A study from the University of Edinburgh, testing a hormonal birth control injection on men was found to be 96 percent effective, that’s only slightly lower than the 99.9 percent achieved by women’s birth control.
Unfortunately, the study was halted when participants dropped out, many due to “mood swing” related side effects.
The study tracked 320 men between the ages of 18 and 45 as they received regular injections of two hormones over a 56 week period. The hormones administered were testosterone and progestogen. Progestogen lowers sperm count and also effects hormone levels, hence the testosterone to offset those effects. The men received two injections every eight weeks.
Of the 20 men that left the study, causing it to end prematurely, 14 of them were due to mood related side effects. The other 6 participants cited acne, pain or panic experienced when receiving the injection, palpitations, hypertension and increased libido.

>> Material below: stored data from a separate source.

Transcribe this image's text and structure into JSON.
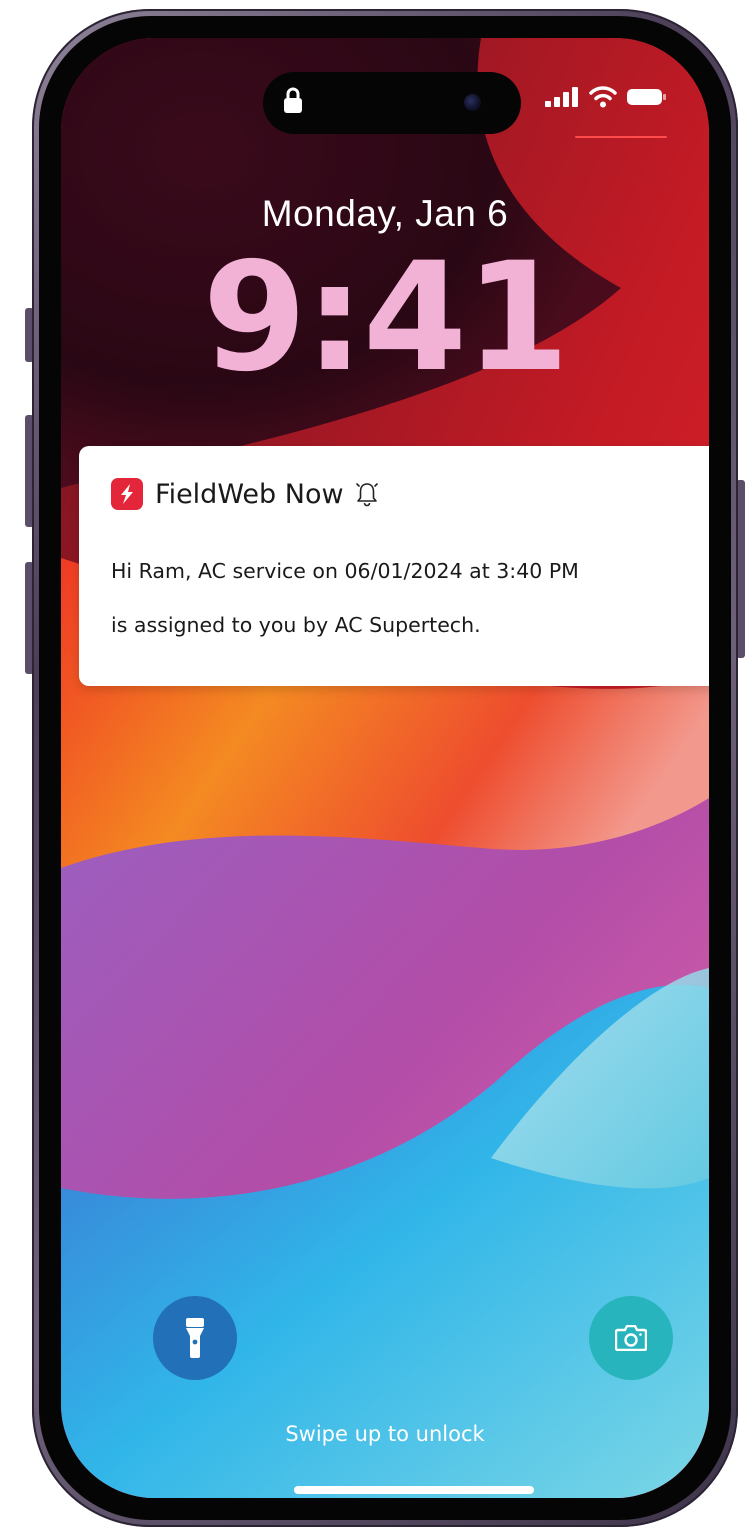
{
  "lockscreen": {
    "date": "Monday, Jan 6",
    "time": "9:41",
    "swipe_hint": "Swipe up to unlock"
  },
  "notification": {
    "app_name": "FieldWeb Now",
    "line1": "Hi Ram, AC service on 06/01/2024 at 3:40 PM",
    "line2": "is assigned to you by AC Supertech."
  },
  "status_bar": {
    "icons": [
      "signal-icon",
      "wifi-icon",
      "battery-icon"
    ]
  },
  "buttons": {
    "left": "flashlight-icon",
    "right": "camera-icon"
  },
  "colors": {
    "time": "#f1b2d5",
    "app_icon": "#e3263a",
    "flashlight_button": "#2170b8",
    "camera_button": "#28b4bd"
  }
}
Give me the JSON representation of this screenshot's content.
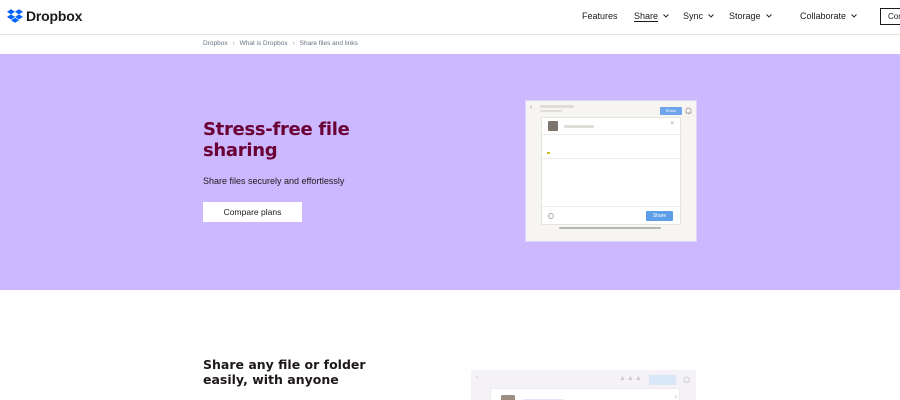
{
  "header": {
    "logo_text": "Dropbox",
    "brand_color": "#0061fe",
    "nav": [
      {
        "label": "Features",
        "has_chevron": false,
        "active": false
      },
      {
        "label": "Share",
        "has_chevron": true,
        "active": true
      },
      {
        "label": "Sync",
        "has_chevron": true,
        "active": false
      },
      {
        "label": "Storage",
        "has_chevron": true,
        "active": false
      },
      {
        "label": "Collaborate",
        "has_chevron": true,
        "active": false
      }
    ],
    "cta_label": "Con"
  },
  "breadcrumb": [
    "Dropbox",
    "What is Dropbox",
    "Share files and links"
  ],
  "hero": {
    "background_color": "#cbb8ff",
    "title": "Stress-free file sharing",
    "title_color": "#6b0034",
    "subtitle": "Share files securely and effortlessly",
    "button_label": "Compare plans"
  },
  "mock_dialog": {
    "top_share_label": "Share",
    "share_button_label": "Share",
    "accent_color": "#5c9fe8"
  },
  "section2": {
    "title": "Share any file or folder easily, with anyone"
  }
}
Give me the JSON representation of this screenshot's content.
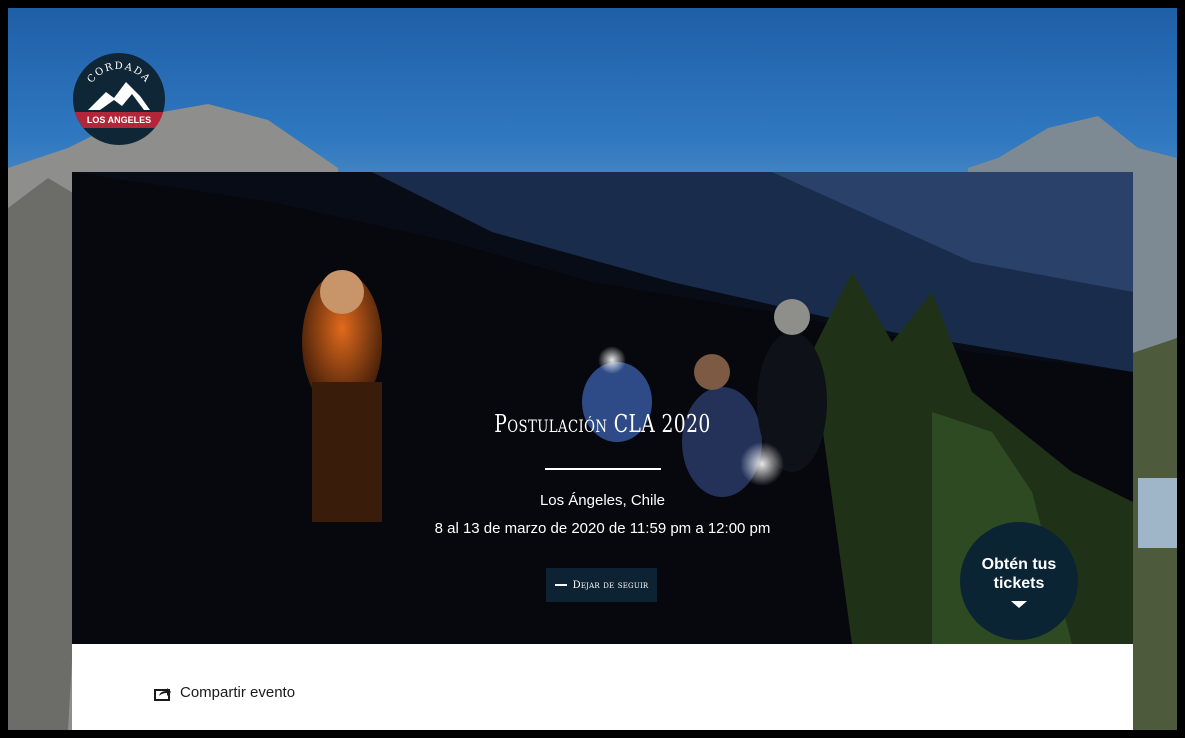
{
  "logo": {
    "top_text": "CORDADA",
    "band_text": "LOS ANGELES"
  },
  "event": {
    "title": "Postulación CLA 2020",
    "location": "Los Ángeles, Chile",
    "date": "8 al 13 de marzo de 2020 de 11:59 pm a 12:00 pm",
    "follow_label": "Dejar de seguir"
  },
  "tickets": {
    "label": "Obtén tus tickets"
  },
  "share": {
    "label": "Compartir evento",
    "icon": "share-icon"
  },
  "colors": {
    "dark_navy": "#0b2434",
    "logo_red": "#b3263a"
  }
}
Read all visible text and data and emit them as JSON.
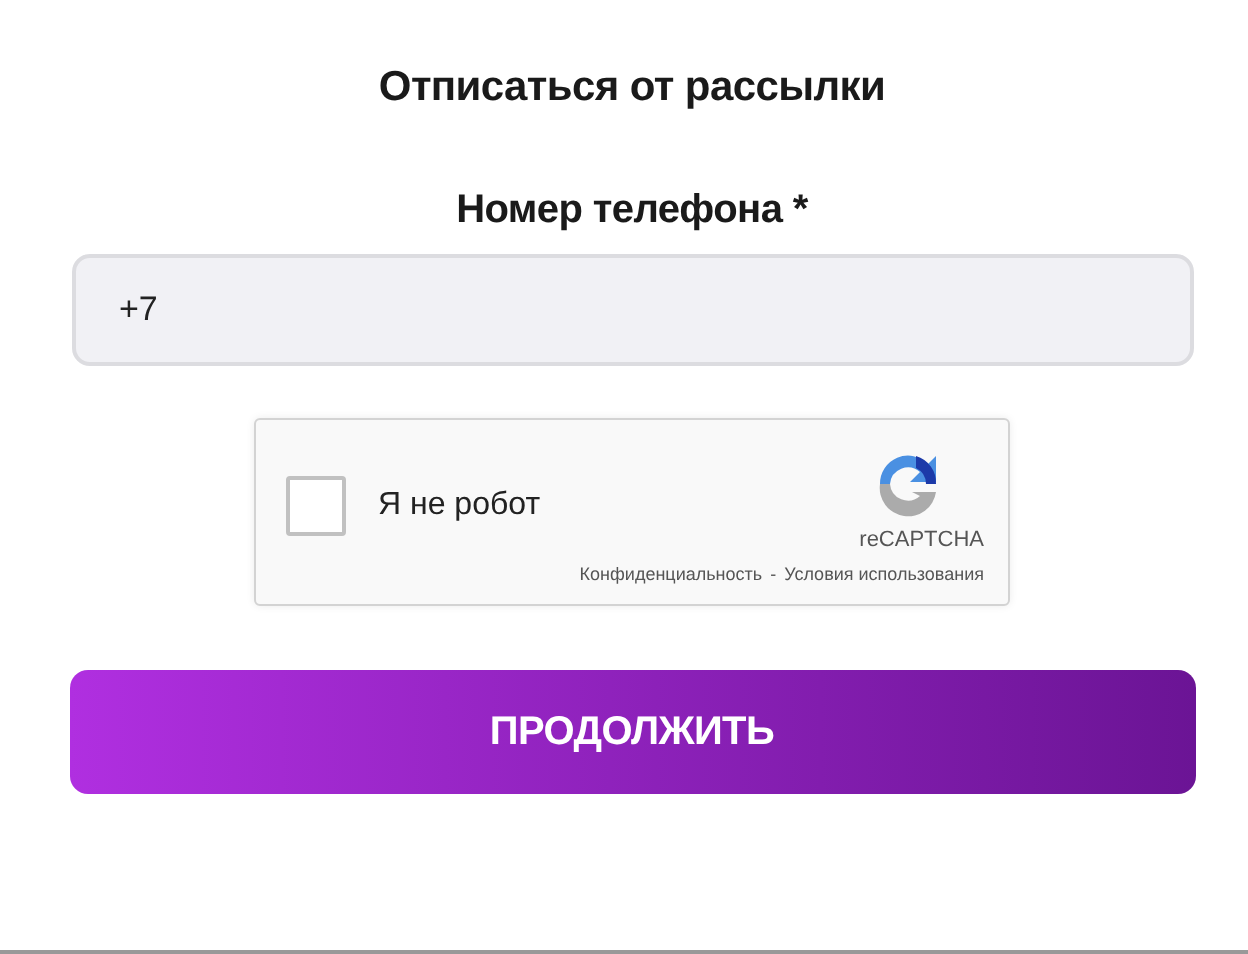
{
  "title": "Отписаться от рассылки",
  "phone_field": {
    "label": "Номер телефона *",
    "value": "+7"
  },
  "captcha": {
    "checked": false,
    "label": "Я не робот",
    "brand": "reCAPTCHA",
    "privacy_link": "Конфиденциальность",
    "separator": "-",
    "terms_link": "Условия использования"
  },
  "submit_button": "ПРОДОЛЖИТЬ"
}
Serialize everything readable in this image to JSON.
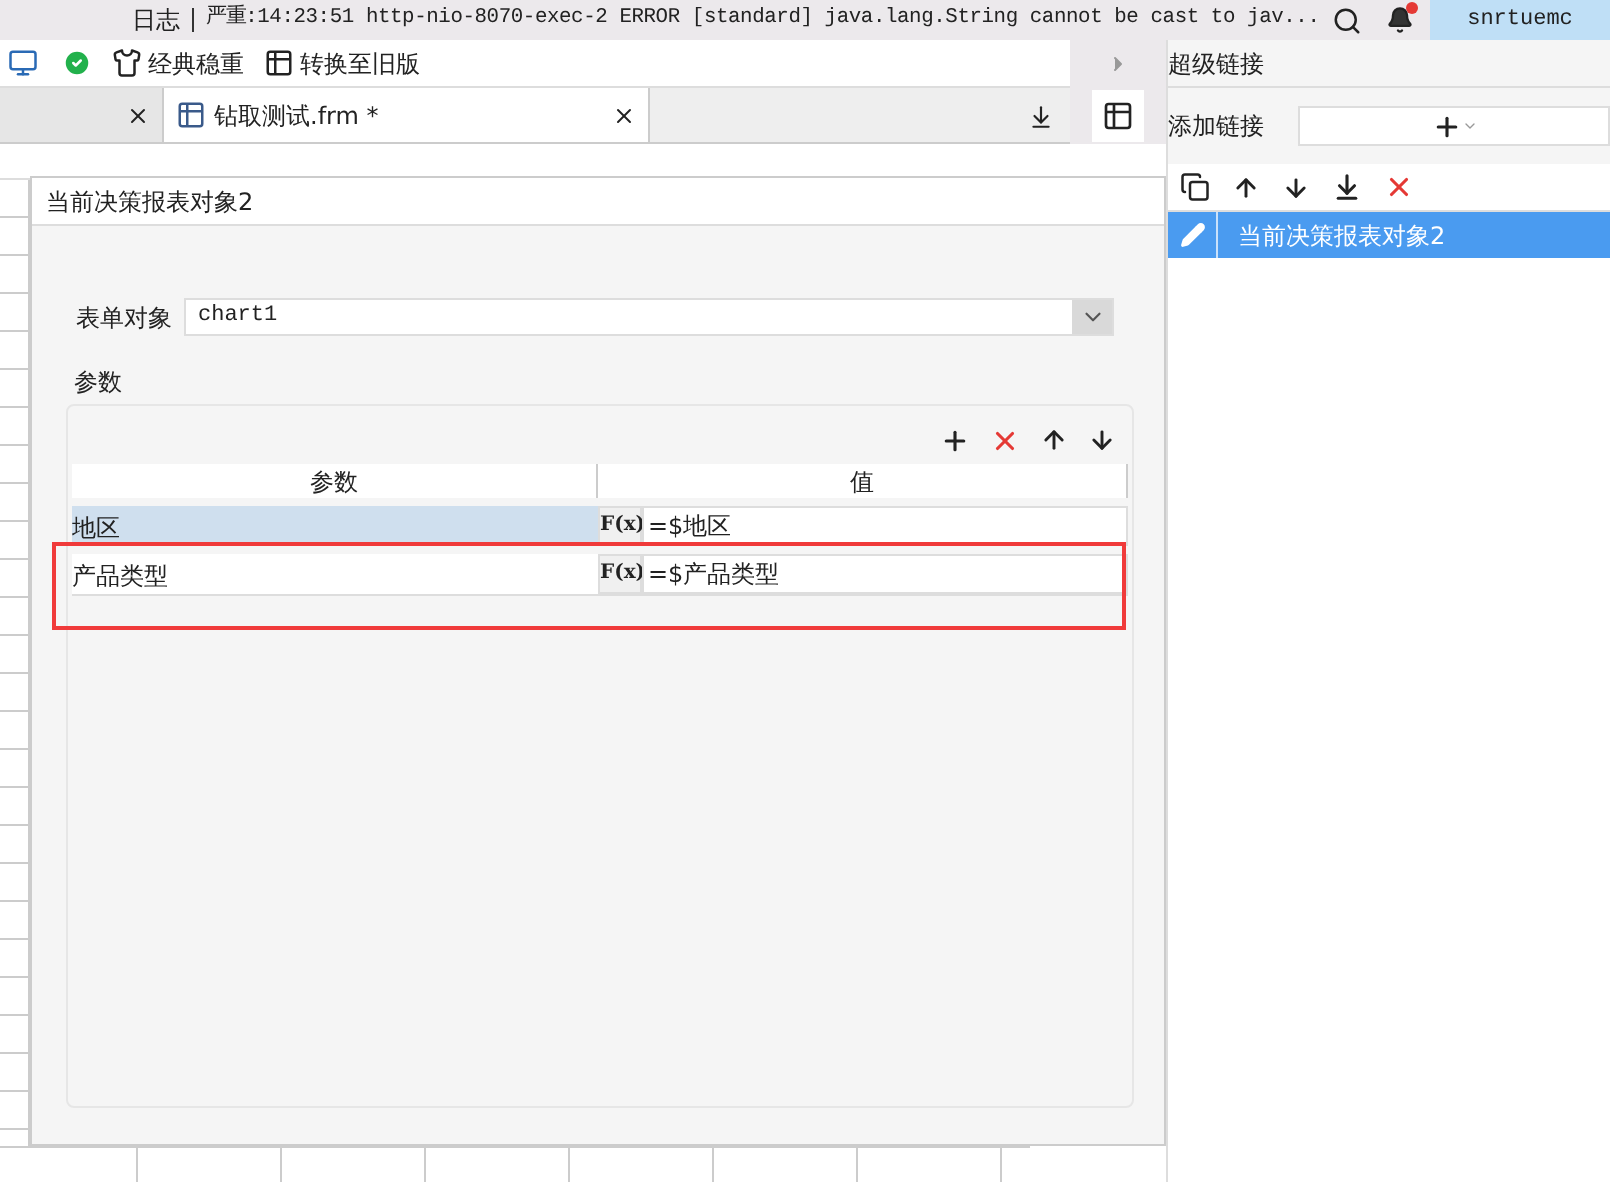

For women who have long suffered the brunt of contraceptive responsibility, the side effects may sound similar to their own experience with hormonal birth control.
Earlier this month Danish researchers released study results confirming the long-held suspicion that there is a link between hormonal birth control and depression in women.
“More research is needed to advance this concept to the point that it can be made widely available to men as a method of contraception,” researcher and co-author of the study, Mario Philip Reyes Festin, MD said, “Although the injections were effective in reducing the rate of pregnancy, the combination of hormones needs to be studied more to consider a good balance between efficacy and safety.”
After the 52-week study 75 percent of participants said they would be willing to use this method of contraception.